Da Roma a Torino. Da Firenze alla Pedemontana. Serve un'Italia ad alta velocità
Le lettere del 6 novembre al direttore Claudio Cerasa
Al direttore - Poi dice che aveva torto Fukuyama con la fine della storia…
Giuseppe De Filippi
Al direttore - Isoardi, Conte assume interim.
Alessio Viola
Al direttore - Il capo politico del M5s nonché vicepresidente del Consiglio e anche ministro del Lavoro e pure dello Sviluppo economico, in una recente intervista (Corsera del 3 novembre) dice testualmente di non ritenere la Torino-Lione un’opera strategica per il paese al contrario, invece, della Tav in Sicilia.

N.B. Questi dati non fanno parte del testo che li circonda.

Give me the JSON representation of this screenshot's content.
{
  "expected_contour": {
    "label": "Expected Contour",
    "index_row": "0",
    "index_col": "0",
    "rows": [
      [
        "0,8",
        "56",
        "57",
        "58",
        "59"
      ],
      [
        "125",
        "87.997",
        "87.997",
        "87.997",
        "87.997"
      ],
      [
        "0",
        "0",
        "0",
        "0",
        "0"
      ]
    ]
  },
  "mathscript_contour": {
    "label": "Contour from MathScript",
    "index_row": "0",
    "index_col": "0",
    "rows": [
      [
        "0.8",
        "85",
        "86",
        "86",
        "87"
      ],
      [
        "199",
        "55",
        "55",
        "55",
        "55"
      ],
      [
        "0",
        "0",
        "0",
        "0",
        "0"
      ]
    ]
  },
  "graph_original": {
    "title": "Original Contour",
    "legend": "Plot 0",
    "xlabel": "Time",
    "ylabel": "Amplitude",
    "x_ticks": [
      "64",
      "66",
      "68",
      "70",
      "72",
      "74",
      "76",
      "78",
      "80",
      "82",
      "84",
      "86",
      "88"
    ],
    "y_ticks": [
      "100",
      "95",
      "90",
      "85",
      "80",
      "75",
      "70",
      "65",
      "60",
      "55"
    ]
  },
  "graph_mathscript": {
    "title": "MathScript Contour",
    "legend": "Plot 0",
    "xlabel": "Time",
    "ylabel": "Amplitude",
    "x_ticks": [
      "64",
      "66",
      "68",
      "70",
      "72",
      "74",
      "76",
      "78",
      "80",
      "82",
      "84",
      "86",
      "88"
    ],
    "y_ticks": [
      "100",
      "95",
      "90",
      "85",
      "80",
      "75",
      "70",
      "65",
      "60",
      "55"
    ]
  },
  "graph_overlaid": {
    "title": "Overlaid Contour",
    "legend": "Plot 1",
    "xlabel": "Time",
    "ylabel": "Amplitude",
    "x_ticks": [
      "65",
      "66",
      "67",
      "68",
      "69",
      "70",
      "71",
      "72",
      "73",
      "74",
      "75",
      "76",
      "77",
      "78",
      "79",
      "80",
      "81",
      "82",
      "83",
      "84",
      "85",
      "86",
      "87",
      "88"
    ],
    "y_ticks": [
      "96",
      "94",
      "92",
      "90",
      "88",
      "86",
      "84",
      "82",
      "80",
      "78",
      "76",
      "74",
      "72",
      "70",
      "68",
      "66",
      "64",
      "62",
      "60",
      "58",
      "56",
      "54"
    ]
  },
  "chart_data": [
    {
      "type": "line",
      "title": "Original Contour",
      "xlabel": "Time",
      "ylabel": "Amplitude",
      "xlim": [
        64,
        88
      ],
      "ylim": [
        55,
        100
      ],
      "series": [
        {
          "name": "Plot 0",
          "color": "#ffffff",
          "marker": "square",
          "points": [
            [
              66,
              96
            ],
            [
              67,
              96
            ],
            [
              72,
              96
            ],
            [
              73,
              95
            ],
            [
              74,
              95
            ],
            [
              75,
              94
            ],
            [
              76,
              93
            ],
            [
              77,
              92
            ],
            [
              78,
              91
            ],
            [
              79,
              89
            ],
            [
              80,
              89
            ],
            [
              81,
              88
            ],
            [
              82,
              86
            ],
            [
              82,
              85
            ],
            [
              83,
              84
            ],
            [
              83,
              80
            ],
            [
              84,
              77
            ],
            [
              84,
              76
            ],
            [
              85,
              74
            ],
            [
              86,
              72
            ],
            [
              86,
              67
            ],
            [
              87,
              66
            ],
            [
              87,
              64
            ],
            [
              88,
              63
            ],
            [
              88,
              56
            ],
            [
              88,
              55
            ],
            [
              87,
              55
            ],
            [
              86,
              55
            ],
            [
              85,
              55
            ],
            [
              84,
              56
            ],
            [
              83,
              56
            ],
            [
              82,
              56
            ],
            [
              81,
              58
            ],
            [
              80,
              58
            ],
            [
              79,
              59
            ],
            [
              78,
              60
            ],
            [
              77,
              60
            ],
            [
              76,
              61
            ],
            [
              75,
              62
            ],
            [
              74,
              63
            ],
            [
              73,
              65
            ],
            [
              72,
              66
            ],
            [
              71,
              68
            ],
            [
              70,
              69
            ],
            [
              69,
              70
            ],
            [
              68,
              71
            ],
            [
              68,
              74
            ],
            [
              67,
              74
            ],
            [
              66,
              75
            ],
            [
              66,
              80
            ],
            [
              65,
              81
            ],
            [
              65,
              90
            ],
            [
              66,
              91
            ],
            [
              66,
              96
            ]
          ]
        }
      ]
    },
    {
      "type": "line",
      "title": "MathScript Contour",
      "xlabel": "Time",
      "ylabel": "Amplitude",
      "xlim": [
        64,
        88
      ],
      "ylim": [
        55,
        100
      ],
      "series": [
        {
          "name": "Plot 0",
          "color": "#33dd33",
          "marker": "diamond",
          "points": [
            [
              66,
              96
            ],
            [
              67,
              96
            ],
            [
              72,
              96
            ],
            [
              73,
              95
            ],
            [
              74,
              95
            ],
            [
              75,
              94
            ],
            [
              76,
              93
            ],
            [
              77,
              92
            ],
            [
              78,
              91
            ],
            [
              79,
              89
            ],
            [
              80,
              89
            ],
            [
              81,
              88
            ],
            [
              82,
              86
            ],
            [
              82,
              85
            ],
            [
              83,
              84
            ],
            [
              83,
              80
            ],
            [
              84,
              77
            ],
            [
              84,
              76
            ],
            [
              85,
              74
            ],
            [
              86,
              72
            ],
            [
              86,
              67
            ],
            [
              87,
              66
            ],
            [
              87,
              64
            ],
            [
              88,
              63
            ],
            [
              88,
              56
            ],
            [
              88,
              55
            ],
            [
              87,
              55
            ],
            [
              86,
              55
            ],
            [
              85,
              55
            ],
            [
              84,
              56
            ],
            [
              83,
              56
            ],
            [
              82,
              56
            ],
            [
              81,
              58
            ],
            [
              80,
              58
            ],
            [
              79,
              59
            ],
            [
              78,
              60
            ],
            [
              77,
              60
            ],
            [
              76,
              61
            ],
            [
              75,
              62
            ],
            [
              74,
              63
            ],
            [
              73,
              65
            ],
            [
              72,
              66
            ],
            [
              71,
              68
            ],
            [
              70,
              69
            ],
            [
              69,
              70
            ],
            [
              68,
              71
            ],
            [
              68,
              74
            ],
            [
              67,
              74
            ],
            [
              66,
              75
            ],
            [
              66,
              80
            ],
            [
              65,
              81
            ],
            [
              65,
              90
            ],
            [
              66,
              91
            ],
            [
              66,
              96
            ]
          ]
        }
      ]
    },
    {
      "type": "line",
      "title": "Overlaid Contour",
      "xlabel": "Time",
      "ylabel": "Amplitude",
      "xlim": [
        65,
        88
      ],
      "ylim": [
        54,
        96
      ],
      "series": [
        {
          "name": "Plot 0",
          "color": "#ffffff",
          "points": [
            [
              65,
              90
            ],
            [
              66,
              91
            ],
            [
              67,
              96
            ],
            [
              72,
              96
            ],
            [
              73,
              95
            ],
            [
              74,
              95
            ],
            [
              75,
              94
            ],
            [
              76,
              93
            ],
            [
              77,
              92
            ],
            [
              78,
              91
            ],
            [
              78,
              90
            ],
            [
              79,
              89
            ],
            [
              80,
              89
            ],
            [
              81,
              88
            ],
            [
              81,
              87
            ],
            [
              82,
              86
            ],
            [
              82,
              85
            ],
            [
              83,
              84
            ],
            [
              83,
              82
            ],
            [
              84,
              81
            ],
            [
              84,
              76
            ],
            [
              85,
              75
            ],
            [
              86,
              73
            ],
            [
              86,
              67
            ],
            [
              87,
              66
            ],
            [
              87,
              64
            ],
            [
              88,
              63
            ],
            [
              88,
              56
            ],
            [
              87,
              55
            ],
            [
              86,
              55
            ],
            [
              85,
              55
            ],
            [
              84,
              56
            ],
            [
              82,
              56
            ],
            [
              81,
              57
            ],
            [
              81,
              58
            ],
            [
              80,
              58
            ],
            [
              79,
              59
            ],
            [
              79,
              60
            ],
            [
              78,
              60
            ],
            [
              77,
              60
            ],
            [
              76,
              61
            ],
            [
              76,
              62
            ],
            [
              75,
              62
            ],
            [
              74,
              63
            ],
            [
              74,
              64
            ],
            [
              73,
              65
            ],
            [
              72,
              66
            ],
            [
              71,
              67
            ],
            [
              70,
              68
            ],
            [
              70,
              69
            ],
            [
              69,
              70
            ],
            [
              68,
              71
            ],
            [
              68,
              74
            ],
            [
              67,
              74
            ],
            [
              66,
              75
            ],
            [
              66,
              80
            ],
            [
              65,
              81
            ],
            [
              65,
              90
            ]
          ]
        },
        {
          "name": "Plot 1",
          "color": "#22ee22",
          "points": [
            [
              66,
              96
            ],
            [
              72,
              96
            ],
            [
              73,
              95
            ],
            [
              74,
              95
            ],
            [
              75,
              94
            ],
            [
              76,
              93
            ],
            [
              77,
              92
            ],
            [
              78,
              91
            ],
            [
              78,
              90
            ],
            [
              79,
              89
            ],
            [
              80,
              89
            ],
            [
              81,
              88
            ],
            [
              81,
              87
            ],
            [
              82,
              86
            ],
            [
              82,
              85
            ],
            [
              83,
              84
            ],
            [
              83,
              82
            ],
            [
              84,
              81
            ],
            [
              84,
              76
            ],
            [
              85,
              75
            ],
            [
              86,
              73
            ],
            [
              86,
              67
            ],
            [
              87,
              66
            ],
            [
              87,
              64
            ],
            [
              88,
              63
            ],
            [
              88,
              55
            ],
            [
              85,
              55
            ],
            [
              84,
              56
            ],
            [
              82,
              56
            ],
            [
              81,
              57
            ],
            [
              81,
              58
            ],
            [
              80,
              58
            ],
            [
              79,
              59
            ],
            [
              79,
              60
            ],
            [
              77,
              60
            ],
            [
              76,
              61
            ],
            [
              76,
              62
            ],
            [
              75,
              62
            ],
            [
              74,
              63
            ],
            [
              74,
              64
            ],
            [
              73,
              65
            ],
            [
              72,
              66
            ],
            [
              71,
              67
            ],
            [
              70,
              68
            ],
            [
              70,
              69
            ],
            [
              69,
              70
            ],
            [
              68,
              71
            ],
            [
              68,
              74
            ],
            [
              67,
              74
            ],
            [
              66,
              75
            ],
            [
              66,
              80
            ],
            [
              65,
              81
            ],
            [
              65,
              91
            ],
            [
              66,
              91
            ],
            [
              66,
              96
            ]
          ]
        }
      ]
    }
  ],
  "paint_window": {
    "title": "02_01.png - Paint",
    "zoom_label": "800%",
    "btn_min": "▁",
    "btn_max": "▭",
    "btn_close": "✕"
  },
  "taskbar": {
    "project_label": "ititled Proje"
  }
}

Con tutti i guai che hanno in Sicilia vuoi mettere quanto è strategico fare Montelusa-Vigata in 10 minuti di treno.
Valerio Gironi
Dal referendum sull’Atac di Roma alla Tav Torino passando per la Pedemontana e l’aeroporto di Firenze. In fondo il punto è sempre quello: prima ci renderemo conto che il populismo è complice della bassa velocità di un paese e prima l’Italia tornerà a fare qualche passo in avanti per provare ad andare ad alta velocità.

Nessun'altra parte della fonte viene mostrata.